Calling for more leaders like Ya Toivo

“I’m greatly disappointed by the current situation of tribalism in Namibia. I fought against tribalism, but today I’m hearing people mentioning Ndonga, Kwanyama, Damara, Herero and so on. My message to you, Kazambire and your peers, is that tribalism shall take you nowhere. Many countries went to war because of tribalism. I’m a different person, I helped setting out Swapo to unite Namibians under that organisation and I didn’t ask favours or position for having done that. I went to jail for many years and I was ready to die and to suffer physically, emotionally and psychologically for the sake of this great nation. I am now done with my mission and very frail. I’m at the airport with my ticket now, waiting for the plane to come so that I go home to meet my friends, Tobias Hainyeko and others. I will soon leave it in your hands. Young ones, remember, tribalism will take you nowhere.”

This a quotation taken from a national television interview with the late liberation struggle icon Herman Andimba Toivo ya Toivo. It was 2011 when Namibia’s ruling party Swapo (a party Ya Toivo helped found) was heading to its 2012 elective congress. At the time the tribalism debate in the country was heated to the extent that even Members of Parliament and Cabinet ministers instigated a notion that minority tribes in the country were being deliberately marginalised by government and the ruling party.  It was a difficult period where comrades who shared trenches during the liberation struggle, more than 20 years after independence, were now turning against each other mainly based on their tribal orientation. Ya Toivo, knowing well that some in the ruling party were using tribalism to forward their political agenda, was one of the few national leaders who spoke out against such behaviour.

As the world celebrates the life of this giant, it is imperative that we say that Herman Andimba Toivo ya Toivo was part of a rare breed of politicians and a rare breed of liberation heroes. The breed that chose to sacrifice their personal comfort, power, positions and wealth for the greater good.

A breed that did not feel entitled to state resources and positions. At 93, Ya Toivo was still working to earn a living for his family.
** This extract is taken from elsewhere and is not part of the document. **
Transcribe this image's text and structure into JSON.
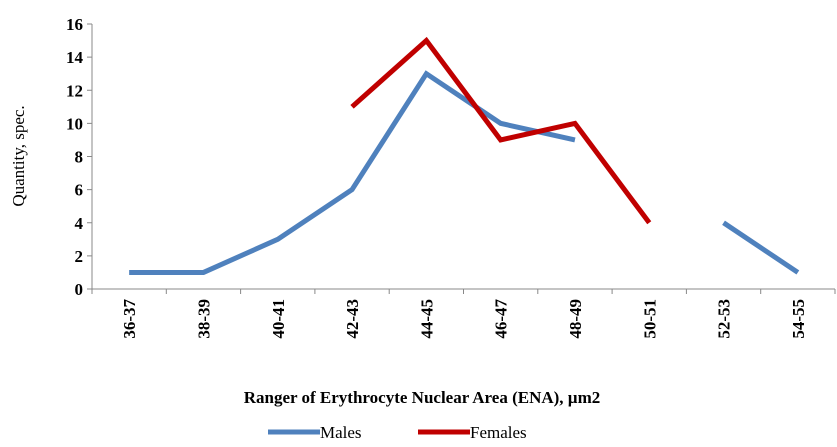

He chaired a board meeting the day he, to put it in his words, boarded his plane home.

In 1984, when he was released from Robben Island, many in Swapo claimed “the real leader of the revolution” was now free and should take his rightful place as the president of Swapo. But the dedicated servant in him did not rock the boat by demanding the position. In fact, Ya Toivo was content to serve as party secretary general under President Sam Nujoma, as long as he was serving his party. After independence Ya Toivo was again content to serve as Minister of Mines, Minister of Labour and Minister of Prisons before retiring. Many expected him to be elevated to more significant posts of Prime Minister, Deputy Prime Minister or even Speaker of the National Assembly. But again, he was just too eager to serve his nation regardless of the position he held in government. Interestingly despite a number of people calling him the “real leader of the revolution”, Ya Toivo never mounted an attempt to challenge the then party leader Nujoma for that position. At the age of 80 this giant decided to retire from government despite having had the option to stay on. He rather continued serving the Namibian nation through humanitarian organisations like the Red Cross Society of Namibia.

Parallels can indeed be drawn with Zimbabwe’s Joshua Nkomo, a gentle giant who passed on on 1 July 1999. Popularly known as Father Zimbabwe during the country’s liberation struggle, many, including the white oppressors, thought Nkomo would be the leader of the new Zimbabwe at independence in 1980.

But after his party did not garner the majority in elections, he was content in serving as a cabinet minister under then Prime Minister Robert Mugabe.

Nkomo knew no tribe, but was a true patriot who always wore the national and African interest on his sleeve.  Even after the signing of the 1987 Unity Accord between Zanu and Zapu following years of internal disturbances, Nkomo selflessly put the interests of the Zimbabwean people first and chose to serve, first as Senior Minister and then as Vice President, a position he held until his death.

As we pay tribute to Tatekulu Ya Toivo and his selfless service to the people of Southern Africa and the world, we call upon all politicians in the region to emulate people of his calibre.

We live in a SADC where the so-called revolutionaries are prepared to turn a blind eye to those looting state resources, just so they can keep their ministerial positions. Many have forgotten what it means to serve for the greater good.

With the likes of Ya Toivo flying home, SADC more then ever needs true believers like them to further carry the torch.